Gitarrenlehrer – So findet ihr den richtigen!

04.05.2017 12:43 | Blog, Gitarre

Einen guten Gitarrenlehrer zu finden, kann den ganzen Unterschied zwischen einer waschechten Gitarren-Geilheit und verfrühter Aufgabe machen. Da im Prinzip jeder ins Internet gehen und Gitarrenunterricht anbieten kann, sollte man bei der Suche nach dem richtigen Mentor auf ein paar Dinge achten ...

Qualifikationen sind gerade bei dieser Art Inserate oft schwer nachzuvollziehen. Gerade dann, wenn ihr selbst noch wenig bis gar keine Ahnung von dem Instrument habt. So sitzt ihr dann bei der ersten Probestunde und hört dem potenziellen Lehrer erstmal fünf Minuten beim Shredden zu. Geschlossen wird das Gepose mit den Worten: „Und das kannst du dann auch.“ Wenn der Gitarrenlehrer die Stunde über mehr spielt als ihr, solltet ihr über einen Wechsel nachdenken.

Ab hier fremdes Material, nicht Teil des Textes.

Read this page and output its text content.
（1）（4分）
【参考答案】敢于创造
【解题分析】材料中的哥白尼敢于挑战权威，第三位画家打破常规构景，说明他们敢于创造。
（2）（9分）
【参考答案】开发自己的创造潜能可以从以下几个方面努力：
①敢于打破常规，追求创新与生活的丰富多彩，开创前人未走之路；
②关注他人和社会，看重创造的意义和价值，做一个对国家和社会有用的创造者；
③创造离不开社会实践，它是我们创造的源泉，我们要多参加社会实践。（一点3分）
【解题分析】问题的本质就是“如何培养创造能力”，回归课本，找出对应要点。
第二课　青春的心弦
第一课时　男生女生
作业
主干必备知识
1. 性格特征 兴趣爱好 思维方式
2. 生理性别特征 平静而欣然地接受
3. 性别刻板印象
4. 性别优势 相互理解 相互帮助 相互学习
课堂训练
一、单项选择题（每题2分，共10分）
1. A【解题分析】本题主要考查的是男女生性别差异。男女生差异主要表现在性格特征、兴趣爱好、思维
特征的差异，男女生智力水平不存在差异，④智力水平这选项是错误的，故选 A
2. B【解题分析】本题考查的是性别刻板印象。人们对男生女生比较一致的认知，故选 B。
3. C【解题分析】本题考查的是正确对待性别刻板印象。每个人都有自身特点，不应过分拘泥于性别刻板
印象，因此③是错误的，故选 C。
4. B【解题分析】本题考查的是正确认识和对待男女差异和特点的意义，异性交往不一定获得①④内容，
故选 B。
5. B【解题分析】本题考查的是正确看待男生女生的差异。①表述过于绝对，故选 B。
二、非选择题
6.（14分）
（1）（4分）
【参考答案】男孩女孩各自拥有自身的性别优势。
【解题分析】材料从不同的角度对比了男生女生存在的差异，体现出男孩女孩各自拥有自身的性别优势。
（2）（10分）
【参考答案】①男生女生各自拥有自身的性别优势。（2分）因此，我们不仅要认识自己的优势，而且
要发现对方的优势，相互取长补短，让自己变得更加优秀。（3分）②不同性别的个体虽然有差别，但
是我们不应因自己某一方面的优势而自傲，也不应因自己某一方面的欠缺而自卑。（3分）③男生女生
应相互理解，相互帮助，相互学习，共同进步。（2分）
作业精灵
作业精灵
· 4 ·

Vielleicht wollt ihr aber gar nicht Shredden, vielleicht steht ihr auf Folk statt Vai oder Swing statt Satriani. Daher ist es wichtig, direkt zu Anfang die eigenen Wünsche und Ansprüche klar zu formulieren, und darauf zu achten, dass die auch beim Gegenüber ankommen. Wollt ihr einfach ein paar Lagerfeuersongs schrammeln können und der Lehrer ist überzeugt, dass ihr das Notenlesen erlernen müsst? Das wird nix! Wollt ihr harten Todesmetall zocken und der Lehrer besteht auf AC/DC, „weil die Klassiker jeder können muss“? Das wird auch nix! Manch einer steht nur auf alten Blues – aber der könnte auch einfach Rainer Wöfflers Bluescafé-Workshop in guitar lesen.

Wenn euch Kirchentonarten einen Käse interessieren, müsst ihr sie auch nicht lernen – die Pentatonik reicht! Wenn ihr euch aber für die Modes begeistern könnt, bringt es euch nichts, sollte der Lehrer den Spruch mit der Pentatonik tatsächlich ernst nehmen. Im Magazin guitar übernimmt den Posten des Theorie-Profis Jörg Hartig mit seinem Fretboard-Compendium.

Auch sind Dinge wie „die korrekte (Hand-)Haltung“ein zweischneidiges Schwert. Auf der einen Seite ist es wichtig, dass euch der Lehrer vor potenziell körperschädlichen Fehlern schützt und auf Dinge wie Verspannungen hinweisen kann. Gerade ältere Semester treiben es mit dem Regelwerk aber gern zu weit. Wer euch 2017 noch sagt, dass der Daumen nicht oben übers Griffbrett greifen darf, hat wirklich nichts verstanden (außer ihr lernt klassische Konzertgitarre). Ritchie Blackmore und Jimi Hendrix sind nur zwei gigantische Beispiele für die Unsinnigkeit dieser Aussage.

Da der Lehrer im Idealfall mehr Ahnung von der Thematik hat als ihr, ist es wichtig, dass er euch eure eigene Persönlichkeit auf der Gitarre finden lässt. Eine gute Anlaufstelle zur Anregung der eigenen Kreativität sind auch die Workshops Guitar Cosmos und Lazy Guitar aus guitar.

Gitarrenlehrer

Abschließend soll noch gesagt sein, dass man gerade im Internet-Zeitalter auch ohne traditionellen Lehrer schnelle Fortschritte verbuchen kann. Nur solltet ihr dann schon ungefähr wissen, in welche Richtung ihr gehen wollt, damit euch die Fülle an Optionen nicht erschlägt. Auch die regelmäßige Lektüre von guitar und guitar acoustic kann sicher nicht schaden – und ist im Vergleich auch deutlich günstiger.